I have worked at The Fat Duck and other michelin starred restaurants for 2years at the Duck .
You people are dreamers ,you like to talk shit about people working at this level because you cannot do it simple as.
Pub food can only be considered better than a 3 star restaurant if you are simple minded which you people are , just because you over use metaphors does not make you smart .

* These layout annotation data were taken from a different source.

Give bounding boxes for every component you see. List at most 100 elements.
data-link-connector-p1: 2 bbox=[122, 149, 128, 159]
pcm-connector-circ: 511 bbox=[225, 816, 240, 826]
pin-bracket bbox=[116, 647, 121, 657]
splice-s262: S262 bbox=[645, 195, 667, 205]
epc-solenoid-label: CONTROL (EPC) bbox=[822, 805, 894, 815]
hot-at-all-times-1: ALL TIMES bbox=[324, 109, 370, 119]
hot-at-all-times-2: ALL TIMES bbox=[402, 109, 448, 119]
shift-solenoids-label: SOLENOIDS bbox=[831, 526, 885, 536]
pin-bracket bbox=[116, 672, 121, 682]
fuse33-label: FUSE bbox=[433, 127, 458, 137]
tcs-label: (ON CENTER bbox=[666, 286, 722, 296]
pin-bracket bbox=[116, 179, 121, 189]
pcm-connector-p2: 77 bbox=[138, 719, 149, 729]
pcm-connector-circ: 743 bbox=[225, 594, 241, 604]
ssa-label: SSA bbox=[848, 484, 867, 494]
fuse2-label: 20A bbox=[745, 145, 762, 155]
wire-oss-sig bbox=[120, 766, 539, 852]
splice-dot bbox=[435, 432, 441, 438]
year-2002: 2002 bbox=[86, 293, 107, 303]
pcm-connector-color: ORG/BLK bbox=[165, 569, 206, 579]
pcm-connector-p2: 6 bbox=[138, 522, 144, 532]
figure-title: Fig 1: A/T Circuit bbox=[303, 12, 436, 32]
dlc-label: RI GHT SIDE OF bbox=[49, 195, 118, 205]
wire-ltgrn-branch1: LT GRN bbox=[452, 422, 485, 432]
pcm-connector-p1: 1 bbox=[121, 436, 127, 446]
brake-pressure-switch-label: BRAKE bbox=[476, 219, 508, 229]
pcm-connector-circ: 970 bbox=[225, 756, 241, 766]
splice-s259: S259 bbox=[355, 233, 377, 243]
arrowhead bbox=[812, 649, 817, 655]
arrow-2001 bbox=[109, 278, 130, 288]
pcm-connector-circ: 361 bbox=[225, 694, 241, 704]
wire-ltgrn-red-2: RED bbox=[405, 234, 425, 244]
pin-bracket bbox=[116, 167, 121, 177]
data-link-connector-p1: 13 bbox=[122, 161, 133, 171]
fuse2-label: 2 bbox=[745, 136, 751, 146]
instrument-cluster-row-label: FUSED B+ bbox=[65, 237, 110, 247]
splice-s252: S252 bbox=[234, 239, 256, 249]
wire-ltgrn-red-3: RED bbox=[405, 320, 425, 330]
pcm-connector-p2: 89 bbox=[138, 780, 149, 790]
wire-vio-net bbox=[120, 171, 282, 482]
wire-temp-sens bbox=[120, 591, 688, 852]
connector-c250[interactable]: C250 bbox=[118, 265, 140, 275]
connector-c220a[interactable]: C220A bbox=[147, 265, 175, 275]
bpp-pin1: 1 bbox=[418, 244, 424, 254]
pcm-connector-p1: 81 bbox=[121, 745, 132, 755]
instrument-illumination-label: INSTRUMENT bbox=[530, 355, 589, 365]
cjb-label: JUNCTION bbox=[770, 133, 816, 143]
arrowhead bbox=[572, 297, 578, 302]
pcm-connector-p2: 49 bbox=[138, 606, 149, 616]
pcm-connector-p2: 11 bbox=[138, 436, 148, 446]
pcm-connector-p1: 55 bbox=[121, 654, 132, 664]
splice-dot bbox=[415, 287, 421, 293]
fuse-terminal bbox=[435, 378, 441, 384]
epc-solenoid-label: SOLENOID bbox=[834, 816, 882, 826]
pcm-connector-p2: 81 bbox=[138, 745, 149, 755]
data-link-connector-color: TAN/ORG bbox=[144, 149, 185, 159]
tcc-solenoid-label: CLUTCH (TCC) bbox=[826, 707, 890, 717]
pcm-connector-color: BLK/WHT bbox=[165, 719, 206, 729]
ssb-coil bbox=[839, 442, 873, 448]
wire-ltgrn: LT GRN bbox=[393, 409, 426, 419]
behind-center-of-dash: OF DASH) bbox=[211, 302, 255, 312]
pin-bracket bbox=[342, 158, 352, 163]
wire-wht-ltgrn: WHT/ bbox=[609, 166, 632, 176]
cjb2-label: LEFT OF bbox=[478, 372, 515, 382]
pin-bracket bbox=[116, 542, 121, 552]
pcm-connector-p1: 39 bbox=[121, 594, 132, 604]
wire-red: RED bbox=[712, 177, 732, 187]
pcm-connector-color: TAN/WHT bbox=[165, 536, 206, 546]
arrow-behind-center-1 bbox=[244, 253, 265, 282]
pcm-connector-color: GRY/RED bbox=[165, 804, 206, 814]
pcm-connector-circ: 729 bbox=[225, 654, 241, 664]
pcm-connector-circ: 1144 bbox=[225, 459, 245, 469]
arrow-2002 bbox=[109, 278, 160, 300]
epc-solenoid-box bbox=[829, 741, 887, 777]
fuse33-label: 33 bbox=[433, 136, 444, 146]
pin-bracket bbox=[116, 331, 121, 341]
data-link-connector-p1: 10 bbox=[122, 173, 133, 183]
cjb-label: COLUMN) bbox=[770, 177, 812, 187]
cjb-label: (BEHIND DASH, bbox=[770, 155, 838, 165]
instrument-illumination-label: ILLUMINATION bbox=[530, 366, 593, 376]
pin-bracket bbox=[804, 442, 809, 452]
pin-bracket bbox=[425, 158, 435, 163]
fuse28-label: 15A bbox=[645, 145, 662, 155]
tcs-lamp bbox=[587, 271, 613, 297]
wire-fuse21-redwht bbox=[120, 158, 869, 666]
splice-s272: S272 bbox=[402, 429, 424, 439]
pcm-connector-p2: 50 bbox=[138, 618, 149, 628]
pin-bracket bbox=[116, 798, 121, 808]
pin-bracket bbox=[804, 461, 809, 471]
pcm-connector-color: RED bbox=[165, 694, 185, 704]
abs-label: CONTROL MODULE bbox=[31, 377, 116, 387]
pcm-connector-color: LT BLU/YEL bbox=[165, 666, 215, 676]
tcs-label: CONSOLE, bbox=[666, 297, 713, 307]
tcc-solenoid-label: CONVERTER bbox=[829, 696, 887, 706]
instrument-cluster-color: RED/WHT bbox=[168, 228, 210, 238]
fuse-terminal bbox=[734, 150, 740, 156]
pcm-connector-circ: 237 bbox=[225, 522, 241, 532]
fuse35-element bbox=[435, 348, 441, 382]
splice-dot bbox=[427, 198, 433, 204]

Bottom line top chefs are GRAFTERS ,the rest of you are dreamers !

fresolbe said...

I was a stagier at the fat duck for three months. I had a great time. If you thought you would come in and run service clearly you were mistaking, ofcourse there is alot of mundane tasks but seeing one microscopic part that you have made go out on a plate in one of the worlds best restaurants was worth it in my book. The thing about the fat duck is...if you put in the elbowgrease and do your work, the staff will show you everything and take time to explain it too you. I learned alot. Ofcourse the long days are grueling but you are cooking in one of the worlds best kitchens. I have never work with such a dedicated team before or after, 16 houres in to a shift and the order comes too do a full scrubdown of the cookingrange ....not one complaint or souer face just one mor houer of hard work and we all had a beer on the house. Thats Dedicated.